After frigid temperatures caused rolling blackouts in Texas a decade ago, leaving more than 3 million people without power during the Super Bowl, the state was warned by federal energy officials that it needed to address its system failures.
But that did not happen, and now, ten years later, Texans are again without power as the state has plunged into another deep freeze.
From The Houston Chronicle:
Now, with a near identical scenario following another Texas cold snap, Texas power regulators are being forced to answer how the unusually cold temperatures forced so much of the state’s power generation offline when Texans were trying to keep warm.

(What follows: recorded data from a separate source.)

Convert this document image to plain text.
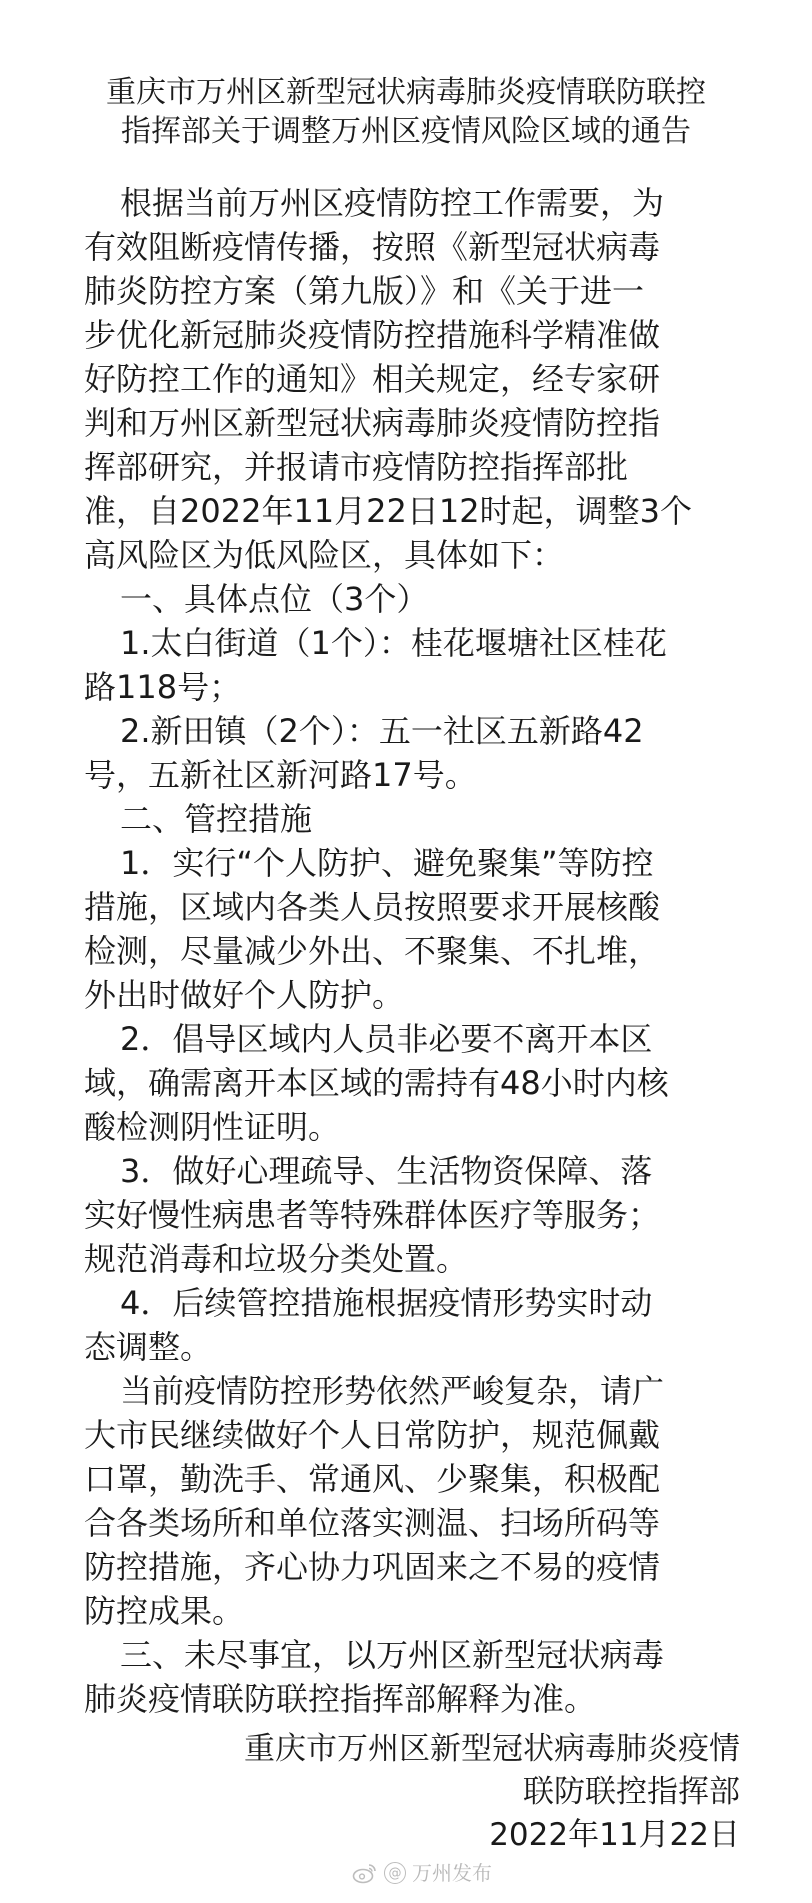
重庆市万州区新型冠状病毒肺炎疫情联防联控
指挥部关于调整万州区疫情风险区域的通告
根据当前万州区疫情防控工作需要，为
有效阻断疫情传播，按照《新型冠状病毒
肺炎防控方案（第九版）》和《关于进一
步优化新冠肺炎疫情防控措施科学精准做
好防控工作的通知》相关规定，经专家研
判和万州区新型冠状病毒肺炎疫情防控指
挥部研究，并报请市疫情防控指挥部批
准，自2022年11月22日12时起，调整3个
高风险区为低风险区，具体如下：
一、具体点位（3个）
1.太白街道（1个）：桂花堰塘社区桂花
路118号；
2.新田镇（2个）：五一社区五新路42
号，五新社区新河路17号。
二、管控措施
1．实行“个人防护、避免聚集”等防控
措施，区域内各类人员按照要求开展核酸
检测，尽量减少外出、不聚集、不扎堆，
外出时做好个人防护。
2．倡导区域内人员非必要不离开本区
域，确需离开本区域的需持有48小时内核
酸检测阴性证明。
3．做好心理疏导、生活物资保障、落
实好慢性病患者等特殊群体医疗等服务；
规范消毒和垃圾分类处置。
4．后续管控措施根据疫情形势实时动
态调整。
当前疫情防控形势依然严峻复杂，请广
大市民继续做好个人日常防护，规范佩戴
口罩，勤洗手、常通风、少聚集，积极配
合各类场所和单位落实测温、扫场所码等
防控措施，齐心协力巩固来之不易的疫情
防控成果。
三、未尽事宜，以万州区新型冠状病毒
肺炎疫情联防联控指挥部解释为准。
重庆市万州区新型冠状病毒肺炎疫情
联防联控指挥部
2022年11月22日
@ 万州发布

To start, experts say, power generators and regulators failed to heed the lessons of 2011 — or for that matter, 1989. In the aftermath of the Super Bowl Sunday blackout a decade ago, federal energy officials warned the grid manager, the Electric Reliability Council of Texas or ERCOT, that Texas power plants had failed to adequately weatherize facilities to protect against cold weather.
A federal report that summer recommended steps including installing heating elements around pipes and increasing the amount of reserve power available before storms, noting many of those same warnings were issued after similar blackouts 22 years earlier and had gone unheeded.
A spokesman for the Association of Electric Companies of Texas “said state power plants submit weatherization plans to both the Public Utility Commission, which oversees the power industry, and ERCOT.” The spokesperson declined to comment on criticisms about the state’s preparedness.
In a conference call Monday, Dan Woodfin, ERCOT’s senior director of system operations, said generators followed best practices for winterization, but the severity of the weather went “well beyond the design parameters of an extreme Texas winter.”
But the repeat of the events of a decade ago is raising questions in Austin as to whether the state has failed to ensure power companies are adequately protecting equipment from the elements. At the peak of the blackout, some 45,000 megawatts of generation capacity were offline, leaving more than 4 million Texans without power.
The report noted that the Texas Legislature passed a law in 2011 that requires power companies to submit regular reports on their weatherization efforts with the Texas Public Utility Commission; however, the author of that bill — State Comptroller Glenn Hegar — questioned whether it was sufficient.
“While the issues that are plaguing our electric grid system in this disastrous winter storm are complex,” Hegar said, “I am extremely frustrated that 10 years later our electric grid remains so ill-equipped for these weather events.”